A Moral Dilemma




Spent a frustrating day in the datacentre and headed back across the city to St Pancras to catch my train. The Underground, and the DLR, never cease to amaze me. The efficiency of the whole system is absolutely excellent – if only Sheffield’s transport operators would take a leaf out of TFL’s book.

Take the Oyster card system for example – you register an ‘Oyster’ card and top it up with some credit, in much the same way as a PAYG mobile phone. Then, when you want to make a trip, you just place the card (still inside your wallet/purse) over the RFID reader, and it registers your trip – and the bargaining token to taking up such a scheme is that you always get charged the lowest possible fare for that journey, automatically. No tickets, no faffing around for change, no queues. It really works very well indeed.

Of course, I don’t have an Oyster card – primarily because I wouldn’t use the system frequently enough for it be worth my while, but also because I travel down to London for my employers, and I’m not sure how I’d reclaim travel expenses with the card! :)

So, I use the ticket machines – and this is another example of the efficiency. Now, how many times in the past have you gone to use a vending machine, say for a can of Coke, or a packet of fags, and you duly pop your shiny pound coin in….aaaaand the machine spits it back out at you? Dozens? Hundreds of times? I know it has me. Perhaps I’m just lucky as I use the system infrequently, but the ticketing machines on the Underground never, ever seem to reject a coin.

Perhaps I’m easily impressed. Mebbe.

I have a wee wait until my train, so I stop in at the Baby Betjeman and have a lovely pint of Sharp’s fantastically named ‘Doom Bar’ ale. It’s a cracking pint – and not one I’ve seen up north before. I’ll have to take a closer look in the supermarkets to see if it might lie with the other pale ales I usually ignore on the shelves.
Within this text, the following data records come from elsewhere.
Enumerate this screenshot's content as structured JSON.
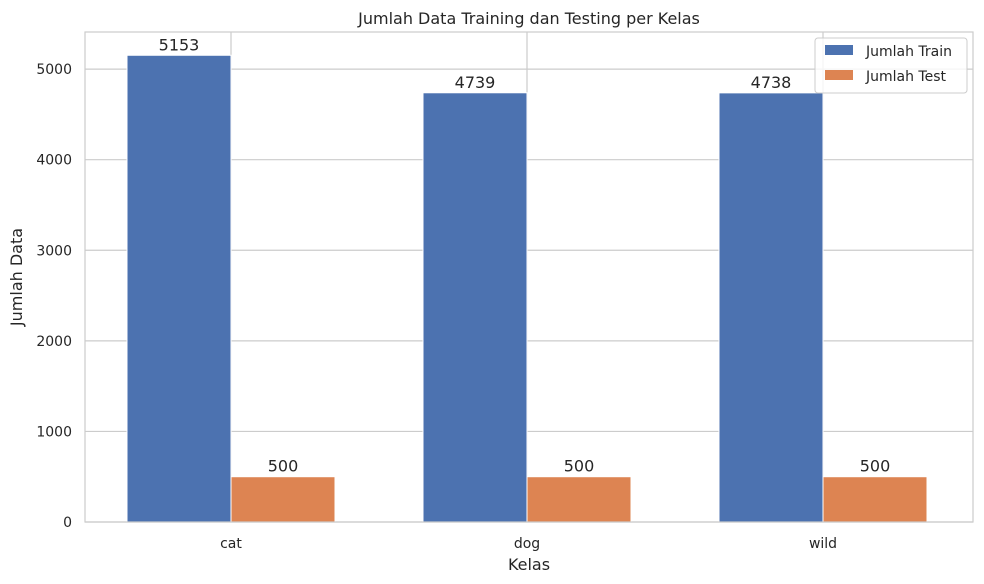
{
  "chart_data": {
    "type": "bar",
    "title": "Jumlah Data Training dan Testing per Kelas",
    "xlabel": "Kelas",
    "ylabel": "Jumlah Data",
    "categories": [
      "cat",
      "dog",
      "wild"
    ],
    "series": [
      {
        "name": "Jumlah Train",
        "values": [
          5153,
          4739,
          4738
        ],
        "color": "#4c72b0"
      },
      {
        "name": "Jumlah Test",
        "values": [
          500,
          500,
          500
        ],
        "color": "#dd8452"
      }
    ],
    "ylim": [
      0,
      5410
    ],
    "yticks": [
      0,
      1000,
      2000,
      3000,
      4000,
      5000
    ],
    "grid": true,
    "legend_position": "top-right"
  }
}
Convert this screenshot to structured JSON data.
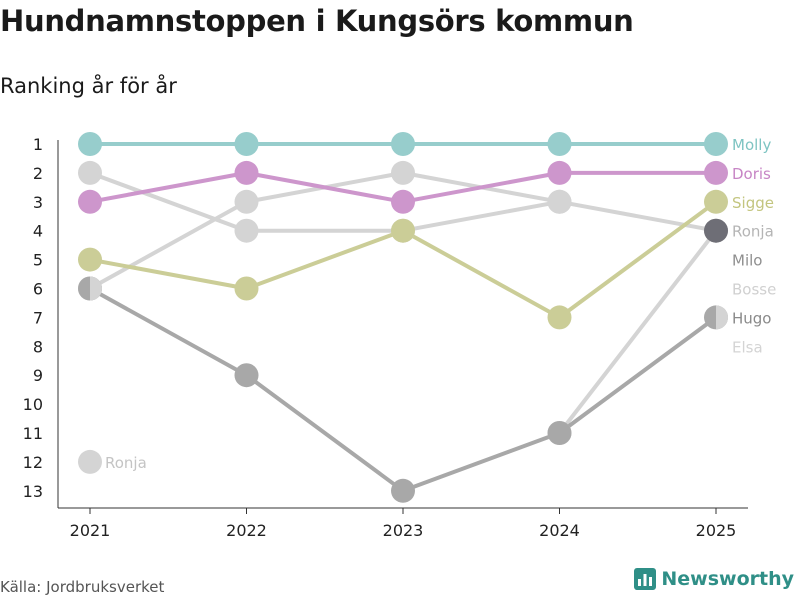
{
  "title": "Hundnamnstoppen i Kungsörs kommun",
  "subtitle": "Ranking år för år",
  "source": "Källa: Jordbruksverket",
  "brand": "Newsworthy",
  "colors": {
    "accent": "#2f8f87",
    "axis": "#333333"
  },
  "chart_data": {
    "type": "line",
    "title": "Hundnamnstoppen i Kungsörs kommun",
    "subtitle": "Ranking år för år",
    "x": [
      "2021",
      "2022",
      "2023",
      "2024",
      "2025"
    ],
    "y_ticks": [
      1,
      2,
      3,
      4,
      5,
      6,
      7,
      8,
      9,
      10,
      11,
      12,
      13
    ],
    "ylim": [
      1,
      13
    ],
    "y_inverted": true,
    "series": [
      {
        "name": "Elsa",
        "values": [
          null,
          null,
          null,
          null,
          null
        ],
        "color": "#e4e4e4",
        "label_rank": 8
      },
      {
        "name": "Bosse",
        "values": [
          null,
          null,
          null,
          null,
          null
        ],
        "color": "#dcdcdc",
        "label_rank": 6
      },
      {
        "name": "Ronja",
        "values": [
          12,
          null,
          null,
          null,
          null
        ],
        "color": "#d4d4d4",
        "label": "start"
      },
      {
        "name": "Milo",
        "values": [
          2,
          4,
          4,
          3,
          null
        ],
        "color": "#d4d4d4",
        "label_rank": 5
      },
      {
        "name": "Bosse",
        "values": [
          6,
          3,
          2,
          3,
          4
        ],
        "color": "#d4d4d4",
        "half_first": true
      },
      {
        "name": "Elsa",
        "values": [
          null,
          null,
          null,
          11,
          4
        ],
        "color": "#d4d4d4"
      },
      {
        "name": "Hugo",
        "values": [
          6,
          9,
          13,
          11,
          7
        ],
        "color": "#a8a8a8",
        "half_first": true,
        "half_last": true
      },
      {
        "name": "Ronja",
        "values": [
          null,
          null,
          null,
          null,
          4
        ],
        "color": "#6e6e76",
        "label_end": true,
        "label_rank": 4,
        "label_color": "#a8a8a8"
      },
      {
        "name": "Sigge",
        "values": [
          5,
          6,
          4,
          7,
          3
        ],
        "color": "#cbcd97"
      },
      {
        "name": "Doris",
        "values": [
          3,
          2,
          3,
          2,
          2
        ],
        "color": "#cd96cc"
      },
      {
        "name": "Molly",
        "values": [
          1,
          1,
          1,
          1,
          1
        ],
        "color": "#97cdcc"
      }
    ],
    "end_labels": [
      {
        "text": "Molly",
        "rank": 1,
        "color": "#7ec4c2"
      },
      {
        "text": "Doris",
        "rank": 2,
        "color": "#c785c5"
      },
      {
        "text": "Sigge",
        "rank": 3,
        "color": "#c3c57f"
      },
      {
        "text": "Ronja",
        "rank": 4,
        "color": "#b5b5b5"
      },
      {
        "text": "Milo",
        "rank": 5,
        "color": "#8f8f8f"
      },
      {
        "text": "Bosse",
        "rank": 6,
        "color": "#d0d0d0"
      },
      {
        "text": "Hugo",
        "rank": 7,
        "color": "#8a8a8a"
      },
      {
        "text": "Elsa",
        "rank": 8,
        "color": "#d4d4d4"
      }
    ],
    "start_labels": [
      {
        "text": "Ronja",
        "rank": 12,
        "color": "#c4c4c4"
      }
    ]
  }
}
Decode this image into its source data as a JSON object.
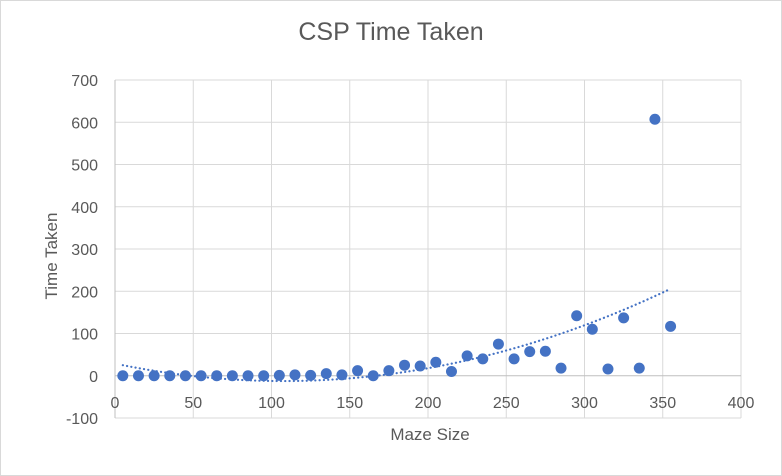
{
  "chart_data": {
    "type": "scatter",
    "title": "CSP Time Taken",
    "xlabel": "Maze Size",
    "ylabel": "Time Taken",
    "xlim": [
      0,
      400
    ],
    "ylim": [
      -100,
      700
    ],
    "x_ticks": [
      0,
      50,
      100,
      150,
      200,
      250,
      300,
      350,
      400
    ],
    "y_ticks": [
      -100,
      0,
      100,
      200,
      300,
      400,
      500,
      600,
      700
    ],
    "x_tick_labels": [
      "0",
      "50",
      "100",
      "150",
      "200",
      "250",
      "300",
      "350",
      "400"
    ],
    "y_tick_labels": [
      "-100",
      "0",
      "100",
      "200",
      "300",
      "400",
      "500",
      "600",
      "700"
    ],
    "grid": true,
    "marker_color": "#4472c4",
    "trendline": {
      "type": "polynomial",
      "style": "dotted",
      "color": "#4472c4"
    },
    "series": [
      {
        "x": [
          5,
          15,
          25,
          35,
          45,
          55,
          65,
          75,
          85,
          95,
          105,
          115,
          125,
          135,
          145,
          155,
          165,
          175,
          185,
          195,
          205,
          215,
          225,
          235,
          245,
          255,
          265,
          275,
          285,
          295,
          305,
          315,
          325,
          335,
          345,
          355
        ],
        "y": [
          0,
          0,
          0,
          0,
          0,
          0,
          0,
          0,
          0,
          0,
          1,
          2,
          1,
          5,
          2,
          12,
          0,
          12,
          25,
          23,
          32,
          10,
          47,
          40,
          75,
          40,
          57,
          58,
          18,
          142,
          110,
          16,
          137,
          18,
          607,
          117
        ]
      }
    ]
  }
}
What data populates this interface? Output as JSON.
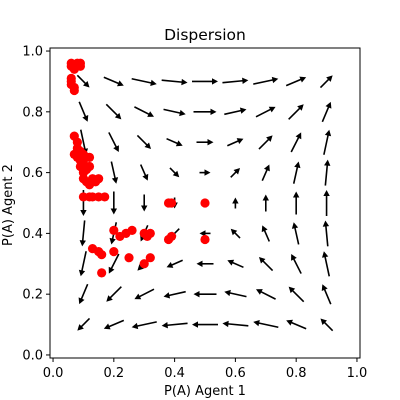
{
  "chart_data": {
    "type": "scatter",
    "title": "Dispersion",
    "xlabel": "P(A) Agent 1",
    "ylabel": "P(A) Agent 2",
    "xlim": [
      -0.01,
      1.01
    ],
    "ylim": [
      -0.01,
      1.01
    ],
    "grid": false,
    "xticks": [
      "0.0",
      "0.2",
      "0.4",
      "0.6",
      "0.8",
      "1.0"
    ],
    "yticks": [
      "0.0",
      "0.2",
      "0.4",
      "0.6",
      "0.8",
      "1.0"
    ],
    "xtick_values": [
      0,
      0.2,
      0.4,
      0.6,
      0.8,
      1.0
    ],
    "ytick_values": [
      0,
      0.2,
      0.4,
      0.6,
      0.8,
      1.0
    ],
    "points_color": "#ff0000",
    "arrow_color": "#000000",
    "points": [
      [
        0.06,
        0.96
      ],
      [
        0.07,
        0.95
      ],
      [
        0.08,
        0.96
      ],
      [
        0.09,
        0.95
      ],
      [
        0.09,
        0.96
      ],
      [
        0.06,
        0.95
      ],
      [
        0.07,
        0.94
      ],
      [
        0.06,
        0.91
      ],
      [
        0.06,
        0.89
      ],
      [
        0.07,
        0.88
      ],
      [
        0.07,
        0.87
      ],
      [
        0.06,
        0.9
      ],
      [
        0.07,
        0.72
      ],
      [
        0.08,
        0.7
      ],
      [
        0.08,
        0.68
      ],
      [
        0.07,
        0.66
      ],
      [
        0.09,
        0.67
      ],
      [
        0.08,
        0.65
      ],
      [
        0.1,
        0.66
      ],
      [
        0.09,
        0.64
      ],
      [
        0.11,
        0.65
      ],
      [
        0.12,
        0.65
      ],
      [
        0.1,
        0.63
      ],
      [
        0.09,
        0.62
      ],
      [
        0.11,
        0.61
      ],
      [
        0.1,
        0.6
      ],
      [
        0.12,
        0.62
      ],
      [
        0.1,
        0.58
      ],
      [
        0.11,
        0.57
      ],
      [
        0.13,
        0.58
      ],
      [
        0.12,
        0.56
      ],
      [
        0.14,
        0.57
      ],
      [
        0.15,
        0.58
      ],
      [
        0.1,
        0.52
      ],
      [
        0.12,
        0.52
      ],
      [
        0.13,
        0.52
      ],
      [
        0.15,
        0.52
      ],
      [
        0.17,
        0.52
      ],
      [
        0.38,
        0.5
      ],
      [
        0.39,
        0.5
      ],
      [
        0.5,
        0.5
      ],
      [
        0.2,
        0.41
      ],
      [
        0.24,
        0.4
      ],
      [
        0.26,
        0.41
      ],
      [
        0.22,
        0.39
      ],
      [
        0.3,
        0.4
      ],
      [
        0.31,
        0.39
      ],
      [
        0.32,
        0.4
      ],
      [
        0.38,
        0.38
      ],
      [
        0.39,
        0.39
      ],
      [
        0.5,
        0.38
      ],
      [
        0.13,
        0.35
      ],
      [
        0.15,
        0.34
      ],
      [
        0.2,
        0.34
      ],
      [
        0.16,
        0.33
      ],
      [
        0.25,
        0.32
      ],
      [
        0.32,
        0.32
      ],
      [
        0.3,
        0.3
      ],
      [
        0.16,
        0.27
      ]
    ],
    "vector_field": {
      "x": [
        0.1,
        0.2,
        0.3,
        0.4,
        0.5,
        0.6,
        0.7,
        0.8,
        0.9
      ],
      "y": [
        0.1,
        0.2,
        0.3,
        0.4,
        0.5,
        0.6,
        0.7,
        0.8,
        0.9
      ],
      "units": "data"
    }
  }
}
The train is quite unusually busy. Even in First it’s packed. I end up next to two drunk guys in sharp suits. I hope that they’ll be leaving at Luton, or one of the commuter towns, but I overhear them saying they’re getting off at Derby. I can’t deal with these dribbling idiots for that long so I make an excuse and move to a single seat across the aisle. Much better.

The train appears to be full of these people. Some eavesdropping reveals that they’re some RailTrack delegates on some kind of jolly. The biscuit is well and truly taken though by two other charming men who decide to start “chatting up” a blind lady sitting across the aisle from them.

It’s obvious from her responses and her body language that she’s not interested, but she’s too polite to them, and after a few minutes you could tell that she was actually warming to these guys. The downer was that these guys were doing this as a kind of joke. Egging each other on when she went to the loo, and making gestures to each other that she obviously couldn’t see.

It became clear that after a while, she was enjoying the attention and was completely oblivious to their game. I thought long and hard about intervening, and telling these cunts exactly what I thought of them, but I felt it’d do no-one any good, other than a pyhrric victory in my mind.

It’d make this poor woman feel awful to know the truth, and would only serve to enhance and publicise her embarrassment. It might make me feel good to take these guys down a peg or two, but I can only think it’d be counter-productive in every other way. Saying nothing meant that the blind lady went home with a smile on her face, thinking she’d caught the eye of two city-boys. Sometimes, I guess, the lie can be more comforting than the truth.